17 They brought in the ark of the Lord, and set it in its place, inside the tent that David had pitched for it; and David offered burnt offerings and offerings of well-being before the Lord. 18 When David had finished offering the burnt offerings and the offerings of well-being, he blessed the people in the name of the Lord of hosts, 19 and distributed food among all the people, the whole multitude of Israel, both men and women, to each a cake of bread, a portion of meat, and a cake of raisins. Then all the people went back to their homes.

In his excitement David danced before the Ark of the Covenant “with all his might,” the text tells us.

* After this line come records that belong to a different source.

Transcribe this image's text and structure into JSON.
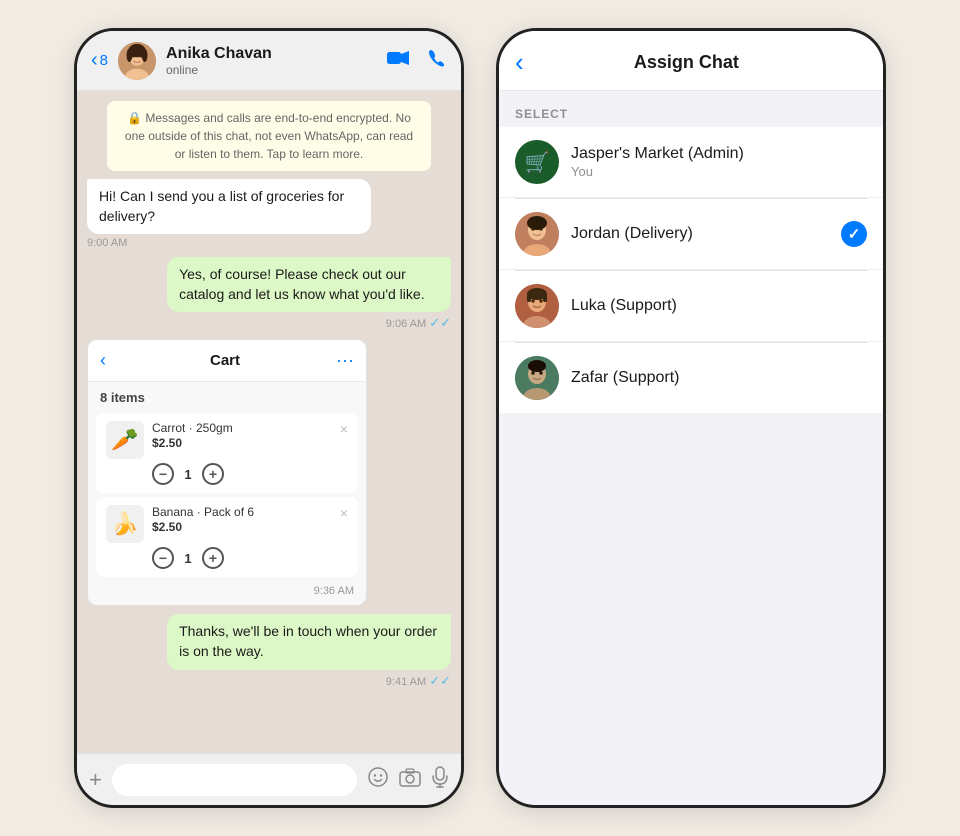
{
  "leftPhone": {
    "header": {
      "back_label": "8",
      "contact_name": "Anika Chavan",
      "status": "online"
    },
    "encryption_notice": "🔒 Messages and calls are end-to-end encrypted. No one outside of this chat, not even WhatsApp, can read or listen to them. Tap to learn more.",
    "messages": [
      {
        "id": "msg1",
        "type": "received",
        "text": "Hi! Can I send you a list of groceries for delivery?",
        "time": "9:00 AM",
        "ticks": null
      },
      {
        "id": "msg2",
        "type": "sent",
        "text": "Yes, of course! Please check out our catalog and let us know what you'd like.",
        "time": "9:06 AM",
        "ticks": "✓✓"
      }
    ],
    "cart": {
      "title": "Cart",
      "count_label": "8 items",
      "items": [
        {
          "name": "Carrot · 250gm",
          "price": "$2.50",
          "qty": "1",
          "emoji": "🥕"
        },
        {
          "name": "Banana · Pack of 6",
          "price": "$2.50",
          "qty": "1",
          "emoji": "🍌"
        }
      ],
      "timestamp": "9:36 AM"
    },
    "last_message": {
      "type": "sent",
      "text": "Thanks, we'll be in touch when your order is on the way.",
      "time": "9:41 AM",
      "ticks": "✓✓"
    },
    "input_placeholder": ""
  },
  "rightPhone": {
    "header": {
      "title": "Assign Chat"
    },
    "section_label": "SELECT",
    "agents": [
      {
        "id": "agent1",
        "name": "Jasper's Market (Admin)",
        "sub": "You",
        "avatar_type": "jaspers",
        "selected": false
      },
      {
        "id": "agent2",
        "name": "Jordan (Delivery)",
        "sub": "",
        "avatar_type": "person1",
        "selected": true
      },
      {
        "id": "agent3",
        "name": "Luka (Support)",
        "sub": "",
        "avatar_type": "person2",
        "selected": false
      },
      {
        "id": "agent4",
        "name": "Zafar (Support)",
        "sub": "",
        "avatar_type": "person3",
        "selected": false
      }
    ],
    "icons": {
      "check": "✓",
      "back": "‹"
    }
  },
  "icons": {
    "back_chevron": "‹",
    "video_call": "📹",
    "phone_call": "📞",
    "cart_back": "‹",
    "cart_more": "···",
    "close": "×",
    "plus_btn": "+",
    "minus_btn": "−",
    "add_icon": "+",
    "sticker_icon": "🙂",
    "camera_icon": "📷",
    "mic_icon": "🎤"
  }
}
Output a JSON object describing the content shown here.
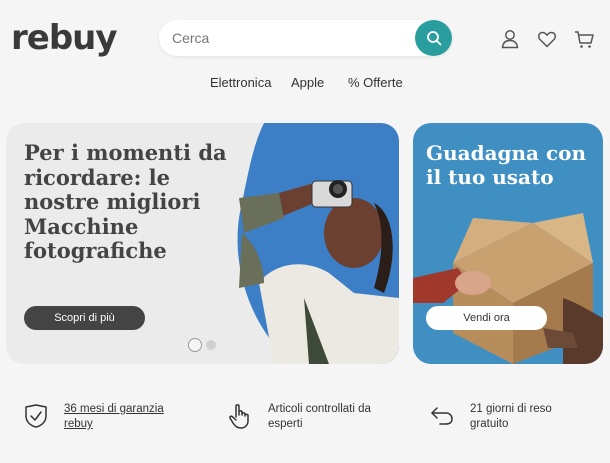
{
  "header": {
    "logo": "rebuy",
    "search_placeholder": "Cerca",
    "icons": [
      "search-icon",
      "user-icon",
      "heart-icon",
      "cart-icon"
    ]
  },
  "nav": {
    "items": [
      "Elettronica",
      "Apple",
      "% Offerte"
    ]
  },
  "hero": {
    "title": "Per i momenti da ricordare: le nostre migliori Macchine fotografiche",
    "button": "Scopri di più"
  },
  "sell": {
    "title": "Guadagna con il tuo usato",
    "button": "Vendi ora"
  },
  "features": [
    {
      "icon": "shield-check-icon",
      "text": "36 mesi di garanzia rebuy"
    },
    {
      "icon": "hand-pointer-icon",
      "text": "Articoli controllati da esperti"
    },
    {
      "icon": "return-arrow-icon",
      "text": "21 giorni di reso gratuito"
    }
  ],
  "colors": {
    "accent": "#2a9d9f",
    "sell_background": "#3f8fc3",
    "button_dark": "#444444"
  }
}
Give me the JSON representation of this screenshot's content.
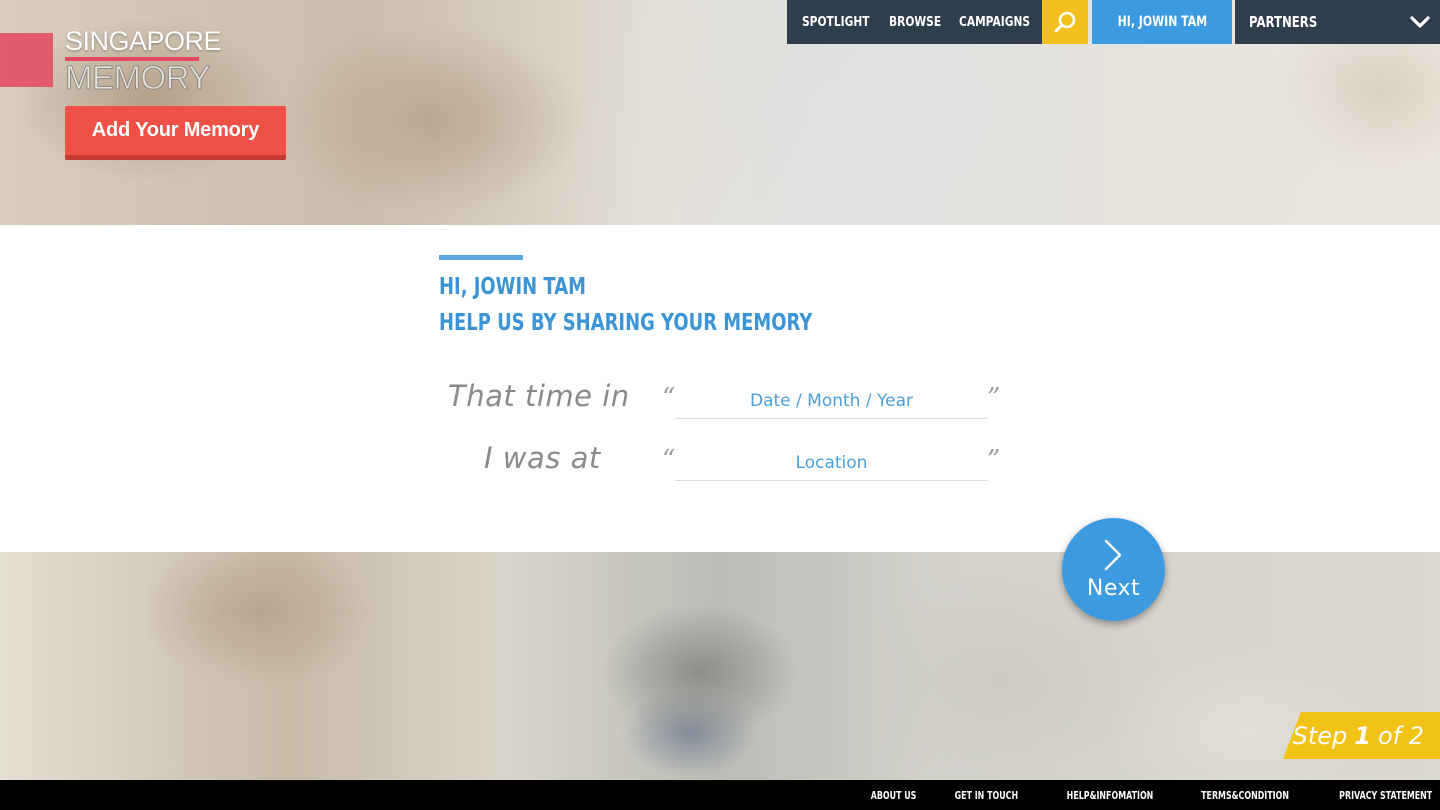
{
  "logo": {
    "line1": "SINGAPORE",
    "line2": "MEMORY"
  },
  "add_memory_button": "Add Your Memory",
  "nav": {
    "items": [
      "SPOTLIGHT",
      "BROWSE",
      "CAMPAIGNS"
    ],
    "search_icon": "search-icon",
    "user": "HI, JOWIN TAM",
    "partners": "PARTNERS"
  },
  "main": {
    "greeting": "HI, JOWIN TAM",
    "subheading": "HELP US BY SHARING YOUR MEMORY",
    "time_label": "That time in",
    "place_label": "I was at",
    "open_quote": "“",
    "close_quote": "”",
    "date_placeholder": "Date / Month / Year",
    "location_placeholder": "Location"
  },
  "next_button": "Next",
  "step": {
    "prefix": "Step",
    "current": "1",
    "of": "of",
    "total": "2"
  },
  "footer": {
    "links": [
      "ABOUT US",
      "GET IN TOUCH",
      "HELP&INFOMATION",
      "TERMS&CONDITION",
      "PRIVACY STATEMENT"
    ]
  },
  "colors": {
    "nav_dark": "#2f3d4d",
    "accent_blue": "#3c9be0",
    "search_yellow": "#f2bf1c",
    "brand_red": "#ef5146",
    "step_yellow": "#f2c215"
  }
}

We are reminded of what Jesus said in response to the question about which commandment is the greatest of all (Mark 12:28). He replied that the greatest commandment is “to love God with all your heart, with all your soul, with all your mind, and with all you strength.” There is no place for complacency in the religious life, where the full investment of one’s energy, attention, and devotion is the key that unlocks the door to life’s deepest meaning. In the words of the nineteenth-century philosopher Ludwig Feuerbach: “Only was is an object of passion, really is.”

Such energetic demonstrations as David’s frequently invite the suspicion and disdain of what another nineteenth-century thinker called religion’s “cultured despisers.” They are the ones who, like David’s wife Michal, look with distaste upon the ecstasies of the spirit. Worship in their opinion is all about propriety, decorum, and structured liturgies. To dance is to be too much in the body, too wild and out of control. Surely God cannot be honored by such displays! But in fact, God is honored and blessed by acts of worship that engage the distinct yet interrelated dimensions of our total being. When the body is essentially uninvolved, our experience of God becomes disembodied and artificially sanitized. God is glorified in creation, and in our full praise as creatures.